SERGE GAINSBOURG - Histoire De Melody Nelson

On this, the first-ever French concept album, Monsieur Gainsbourg alternately murmured and crooned the story of a doomed love affair between a middle-aged man and an adolescent girl, Melody Nelson. Setting the tragic tale to an instrumental accompaniment that perfectly combined bracing hard-rock guitar and funked-up rhythms with sumptuous orchestration, the record didn't sell very well upon release but still wound up becoming a classic, with everyone from Beck to Air having been influenced by the beauty of Melody.
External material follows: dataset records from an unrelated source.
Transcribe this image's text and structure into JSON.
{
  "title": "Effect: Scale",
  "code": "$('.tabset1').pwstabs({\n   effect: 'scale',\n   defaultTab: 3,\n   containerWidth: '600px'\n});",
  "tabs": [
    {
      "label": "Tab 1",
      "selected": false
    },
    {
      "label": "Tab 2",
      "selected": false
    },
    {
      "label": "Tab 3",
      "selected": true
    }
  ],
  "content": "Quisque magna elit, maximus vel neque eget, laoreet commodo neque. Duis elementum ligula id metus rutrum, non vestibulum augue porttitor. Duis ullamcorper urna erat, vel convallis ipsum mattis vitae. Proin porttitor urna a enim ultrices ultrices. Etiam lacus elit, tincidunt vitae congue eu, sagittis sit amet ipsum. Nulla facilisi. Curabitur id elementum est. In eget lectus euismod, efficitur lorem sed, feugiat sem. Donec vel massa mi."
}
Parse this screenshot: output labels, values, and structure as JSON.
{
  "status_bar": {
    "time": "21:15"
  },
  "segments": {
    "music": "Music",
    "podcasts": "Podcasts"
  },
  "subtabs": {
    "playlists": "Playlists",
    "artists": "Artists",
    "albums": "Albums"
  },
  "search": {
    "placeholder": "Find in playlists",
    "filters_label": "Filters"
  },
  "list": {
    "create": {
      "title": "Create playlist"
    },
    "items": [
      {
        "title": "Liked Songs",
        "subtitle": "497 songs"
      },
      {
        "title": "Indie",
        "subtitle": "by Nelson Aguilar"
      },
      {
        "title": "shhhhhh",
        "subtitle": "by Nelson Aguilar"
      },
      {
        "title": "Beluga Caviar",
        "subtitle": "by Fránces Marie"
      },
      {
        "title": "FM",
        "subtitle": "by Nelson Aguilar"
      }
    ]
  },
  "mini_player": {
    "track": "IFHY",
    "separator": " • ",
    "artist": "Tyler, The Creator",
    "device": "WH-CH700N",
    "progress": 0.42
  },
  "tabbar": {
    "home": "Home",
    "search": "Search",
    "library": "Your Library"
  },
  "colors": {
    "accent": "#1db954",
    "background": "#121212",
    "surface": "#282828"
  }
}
This isn't the first re-ish of Gainsbourg's 1971 masterpiece, but the Light In The Attic label has done an absolutely bang-up job with packaging that includes the original French lyrics translated into English, a detailed look at the making of the album, and an early-'70s interview with le grand Serge himself.

Thursday
Feb262009

JON HASSELL - Last Night The Moon Came Dropping Its Clothes In The Street

Always one to leave breadcrumbs of esoteric info around for the interested (as on his website's Atmospherics sidebar), Jon Hassell makes a point of musing on the term "montage" in Last Night...'s liner notes, and enough time has elapsed since his Maarifa Street group first assembled in 2005 for a second recording by the band to now arrive, composites of live and studio work that follow last year's long-awaited reissue of Hassell's first session for ECM back in 1986, Power Spot. With Hassell's harmonizer often tracking his trumpet as on past efforts, Jan Bang and Dino J. A. Deane's live sampling particularly helps congeal these tracks into a miasma both tense and placid, nearly New Age but with an unmistakable edge that's been remarkably maintained throughout thirty years of Fourth World formulations.